Brett - Not sure if you have/want high beam assist but I made it a deal breaker and had it retrofitted. Not straightforward but if you are interested then I recount the issues I had.

I am however now pleased I have it (apart from in fog!)


----------



## RuuTT (Apr 22, 2010)

For those still contemplating this; it is at least a lot more afforable now to make the change; https://www.kufatec.de/shop/en/audi/tt/ ... i-tt-8s-fv
About GBP 1500 is still a lot of money but might be more interesting now. If you resell the original units the net price will go down even further.


----------



## phazer (Apr 2, 2018)

RuuTT said:


> For those still contemplating this; it is at least a lot more afforable now to make the change; https://www.kufatec.de/shop/en/audi/tt/ ... i-tt-8s-fv
> About GBP 1500 is still a lot of money but might be more interesting now. If you resell the original units the net price will go down even further.

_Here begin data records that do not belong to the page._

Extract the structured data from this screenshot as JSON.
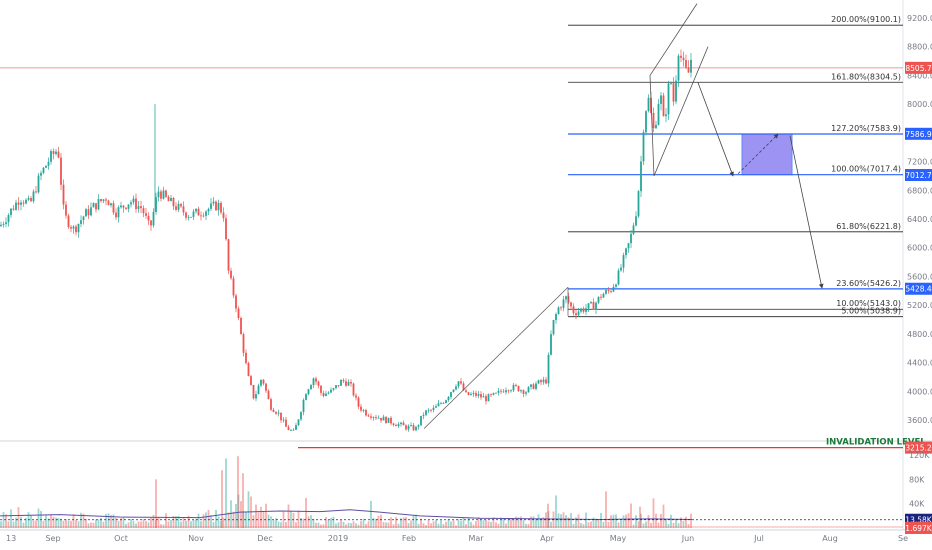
{
  "chart_data": [
    {
      "type": "candlestick",
      "title": "",
      "ylim": [
        3200,
        9300
      ],
      "y_ticks": [
        "3600.0",
        "4000.0",
        "4400.0",
        "4800.0",
        "5200.0",
        "5600.0",
        "6000.0",
        "6400.0",
        "6800.0",
        "7200.0",
        "7600.0",
        "8000.0",
        "8400.0",
        "8800.0",
        "9200.0"
      ],
      "x_ticks": [
        "13",
        "Sep",
        "Oct",
        "Nov",
        "Dec",
        "2019",
        "Feb",
        "Mar",
        "Apr",
        "May",
        "Jun",
        "Jul",
        "Aug",
        "Se"
      ],
      "grid": false,
      "series": [
        {
          "name": "price",
          "x": [
            "2018-08-13",
            "2018-08-20",
            "2018-08-27",
            "2018-09-03",
            "2018-09-10",
            "2018-09-17",
            "2018-09-24",
            "2018-10-01",
            "2018-10-08",
            "2018-10-15",
            "2018-10-22",
            "2018-10-29",
            "2018-11-05",
            "2018-11-12",
            "2018-11-19",
            "2018-11-26",
            "2018-12-03",
            "2018-12-10",
            "2018-12-17",
            "2018-12-24",
            "2018-12-31",
            "2019-01-07",
            "2019-01-14",
            "2019-01-21",
            "2019-01-28",
            "2019-02-04",
            "2019-02-11",
            "2019-02-18",
            "2019-02-25",
            "2019-03-04",
            "2019-03-11",
            "2019-03-18",
            "2019-03-25",
            "2019-04-01",
            "2019-04-08",
            "2019-04-15",
            "2019-04-22",
            "2019-04-29",
            "2019-05-06",
            "2019-05-13",
            "2019-05-20",
            "2019-05-27",
            "2019-06-03"
          ],
          "values": [
            6300,
            6500,
            7000,
            7300,
            6400,
            6500,
            6600,
            6550,
            6500,
            6600,
            6520,
            6450,
            6500,
            5600,
            4300,
            4000,
            3500,
            3400,
            4000,
            3800,
            3900,
            3600,
            3650,
            3550,
            3500,
            3450,
            3700,
            3900,
            3850,
            3850,
            3900,
            3980,
            4100,
            5000,
            5150,
            5250,
            5400,
            5750,
            6300,
            7800,
            8100,
            8600,
            8505.7
          ]
        },
        {
          "name": "volume",
          "x": [
            "2018-08-13",
            "2018-09-01",
            "2018-10-01",
            "2018-11-01",
            "2018-11-20",
            "2018-12-01",
            "2019-01-01",
            "2019-02-01",
            "2019-03-01",
            "2019-04-01",
            "2019-05-01",
            "2019-06-01"
          ],
          "values": [
            30,
            35,
            20,
            25,
            75,
            55,
            30,
            20,
            25,
            40,
            30,
            13.58
          ]
        }
      ],
      "volume_axis": {
        "ticks": [
          "40K",
          "80K",
          "120K"
        ]
      },
      "fibonacci_levels": [
        {
          "label": "200.00%(9100.1)",
          "value": 9100.1
        },
        {
          "label": "161.80%(8304.5)",
          "value": 8304.5
        },
        {
          "label": "127.20%(7583.9)",
          "value": 7583.9
        },
        {
          "label": "100.00%(7017.4)",
          "value": 7017.4
        },
        {
          "label": "61.80%(6221.8)",
          "value": 6221.8
        },
        {
          "label": "23.60%(5426.2)",
          "value": 5426.2
        },
        {
          "label": "10.00%(5143.0)",
          "value": 5143.0
        },
        {
          "label": "5.00%(5038.9)",
          "value": 5038.9
        }
      ],
      "price_badges": [
        {
          "text": "8505.7",
          "value": 8505.7,
          "color": "#ef5350"
        },
        {
          "text": "7586.9",
          "value": 7586.9,
          "color": "#2962ff"
        },
        {
          "text": "7012.7",
          "value": 7012.7,
          "color": "#2962ff"
        },
        {
          "text": "5428.4",
          "value": 5428.4,
          "color": "#2962ff"
        },
        {
          "text": "3215.2",
          "value": 3215.2,
          "color": "#ef5350"
        }
      ],
      "volume_badges": [
        {
          "text": "13.58K",
          "color": "#1a237e"
        },
        {
          "text": "1.697K",
          "color": "#ef5350"
        }
      ],
      "annotations": {
        "invalidation_label": "INVALIDATION LEVEL",
        "invalidation_value": 3215.2,
        "current_price_line": 8505.7
      },
      "colors": {
        "up": "#26a69a",
        "down": "#ef5350",
        "fib_line": "#000000",
        "blue_line": "#2962ff",
        "box_fill": "#7b6ff0",
        "invalidation": "#e53935",
        "invalidation_text": "#1b7a3a",
        "volume_ma": "#5c4ea3"
      }
    }
  ]
}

Isn't that just one single headlight? It also says they're from "test" vehicles which means second hand. If that's the case they aren't much cheaper than new.


----------



## ReTTro fit (Nov 9, 2014)

I've been looking on eBay at second hand matrix headlights and they can be got for about £300 ( ish ) each side

Just got to look into the looms / pins compared to my normal led headlights

Sent from my iPhone using Tapatalk


----------



## stumardy (Oct 25, 2009)

Never had the Matrix till this TTS and I think they are awesome! really great! love them and would now always spec LED matrix headlights.


----------



## thegingerone (Nov 5, 2011)

Ben-S said:


> > I would suspect the calibration of the camera might be an Audi only job.
> 
> 
> The TT I bought recently (that has matrix) needed a new windscreen (a chip-another story I might share at some point; safe to safe the dealers didn't cover themselves in glory) and the main dealer that sold it to me messed up the calibration after the new screen was fitted so I drove the car home with warning lights on. Local main dealer to me (Audi Portsmouth) did not have the calibration kit to do the job so I was sent to Audi Southampton. Because it was a fault on handover it was not a warranty job but for the origianal dealer to pay. Because they were a bit tardy about giving permission for the work I got to see the paperwork to 'encourage' them to sort it out as I might have had to pick up the bill if not sorted before I left the Southampton dealers with a fixed car. One dealer charged the other £340 (not inc VAT) to do the job so it's clearly an extra cost to be wary of and also not a job that even all main dealers can sort for you.
> ...


Yup, had my screen replaced by Autoglass who also done the calibration. Had to attend a specialist centre though. My excess was £40 which covered it all. Was done about 4 months ago and no issues. (Other than rejecting the first screen due to scratches. It was Autoglass who pointed the scratches out and gave me the option to reject)


----------